La délégation du secrétaire-général de l'ONU est arrivée lundi, à Jérusalem, afin de poursuivre les efforts diplomatiques. La secrétaire d'État américaine, Condoleeza Rice, a quant à elle annoncé un voyage au Moyen-Orient sous peu.

Le premier ministre français, Dominique de Villepin, a rencontré lundi son homologue libanais, Fouad Siniora, à Beyrouth. Accompagné de son ministre des Affaires étrangères, M. de Villepin a exhorté les parties à observer « une trêve humanitaire immédiate ».

Le secrétaire général des Nations unies, Kofi Annan, a de son côté appelé les parties en conflit à cesser les hostilités afin de permettre la mise en place d'une force multinationale.

Il a ajouté qu'il voulait disposer de suffisamment « de temps et d'espace » pour s'assurer d'avoir « des soldats bien entraînés, bien équipés, pour y aller très rapidement. »

À Saint-Pétersbourg, le premier ministre britannique, Tony Blair, a renchéri sur les propos de M. Annan, soutenant lui aussi que cette force multinationale ne « pourra opérer que dans des conditions où les hostilités auront cessé ». Il a ajouté que la force multinationale envisagée serait un « contingent plus important et doté d'une mission bien plus précise » que les 2000 hommes de la mission d'observateurs des Nations Unies déjà déployés au Sud du Liban.

Bush se fait moins diplomatique

Pour sa part, le président américain, George W. Bush, a tenu des propos un peu moins diplomatiques en marge du G8. Dans des propos captés par un micro resté ouvert, M. Bush a dit au premier ministre Tony Blair que ce qu'il fallait, c'était que la Syrie persuade le Hezbollah de « cesser sa merde et tout sera fini. »

De son côté, le président français, Jacques Chirac, a officiellement réclamé la fin des bombardements israéliens au Liban de même que l'arrêt des tirs de roquette du Hezbollah contre Israël dans les plus brefs délais.

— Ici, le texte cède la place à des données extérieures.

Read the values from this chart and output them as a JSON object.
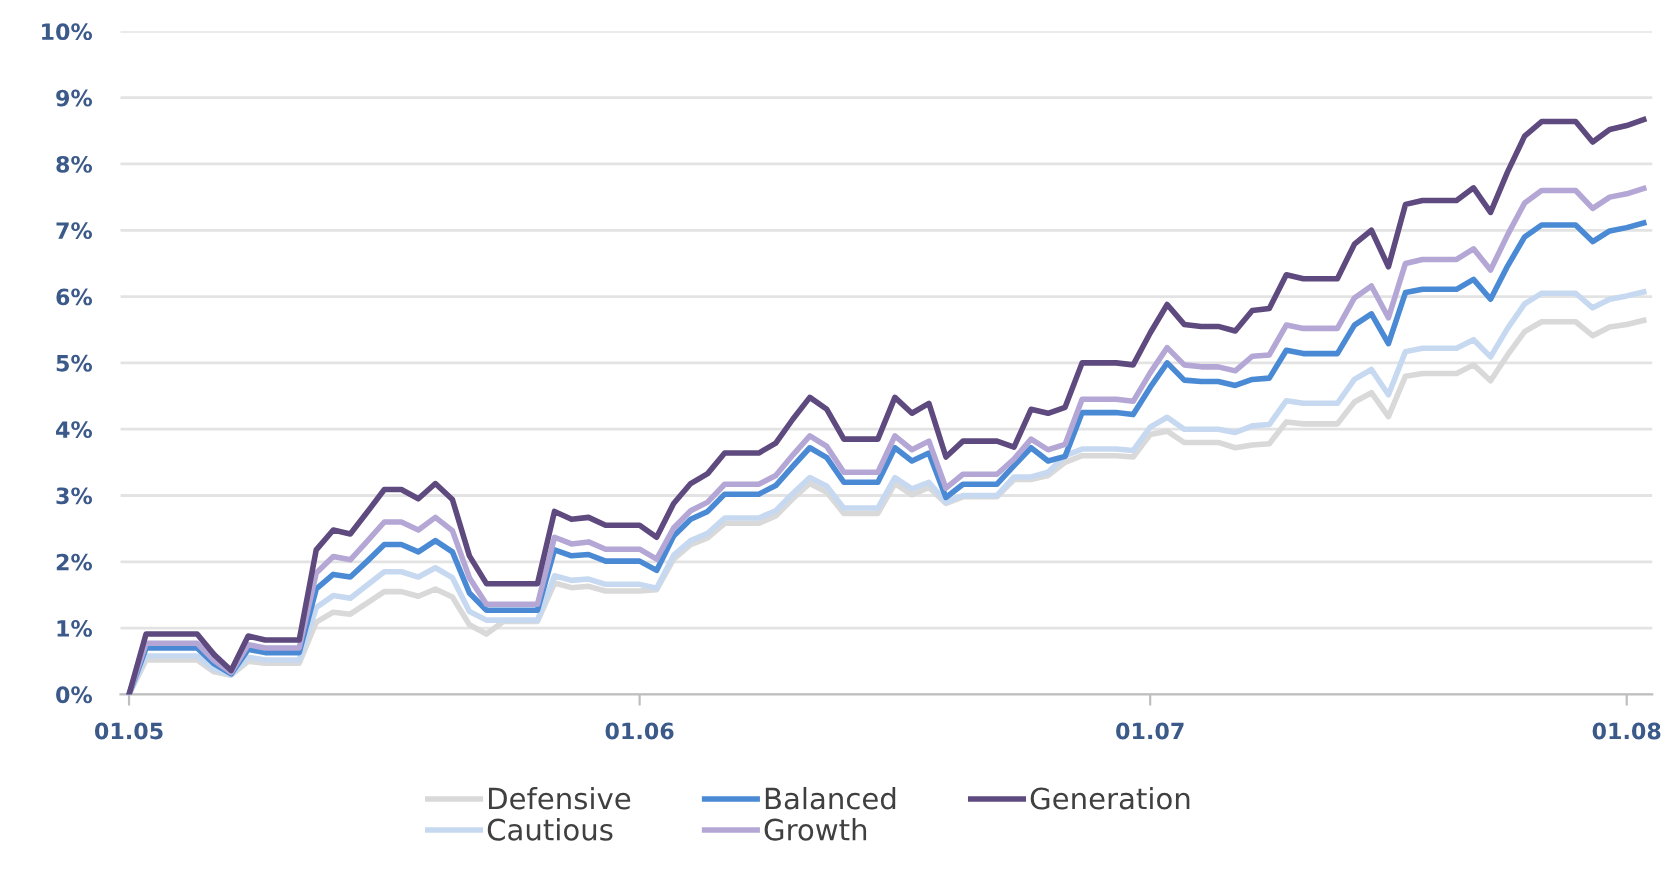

Le président russe, Vladimir Poutine, a lui aussi demandé le rétablissement du calme au Proche-Orient. Il a notamment mis en garde contre un « élargissement du conflit ». Il a dit vouloir donner la priorité aux méthodes politiques et diplomatiques, avec un rôle central de l'ONU.

Les évacuations

Pendant que les violences s'intensifient, les pays mettent tout en oeuvre afin de rapatrier leurs ressortissants. La France a évacué lundi par bateau un premier groupe de 1 250 personnes et 300 autres sont arrivées à Chypre à bord d'un destroyer italien, alors que des centaines d'autres ressortissants étrangers continuaient de fuir les bombardements israéliens contre le Hezbollah au Liban. Les ressortissants français doivent ensuite être acheminés mardi par avion de Larnaca à Paris. La France a également dépêché deux navires militaires qui devraient arriver au milieu de cette semaine au large de Beyrouth.

Le Foreign Office a annoncé pour sa part que quelque 75 Britanniques avaient été héliportés lundi en direction de Chypre.

L'Allemagne a affrété un avion spécial pour rapatrier mardi plusieurs centaines de ses ressortissants. L'Espagne devrait achever mardi l'évacuation d'environ 450 personnes. Dimanche, quelque 350 personnes, essentiellement des Européens, sont arrivées à Rome. Environ 200 ressortissants allemands ont également été évacués vers la Syrie dans des convois organisés par l'ambassade d'Allemagne à Beyrouth.

Quelque 300 Suédois sont arrivés par avion à Stockholm et des milliers d'autres devraient suivre. Plus de 700 Danois ont été évacués par avion de Damas à Copenhague. Plus de 170 ressortissants norvégiens sont arrivés à Oslo à bord d'un avion charter en provenance de Damas.

Les premiers Canadiens devraient être évacués d'ici le milieu de la semaine.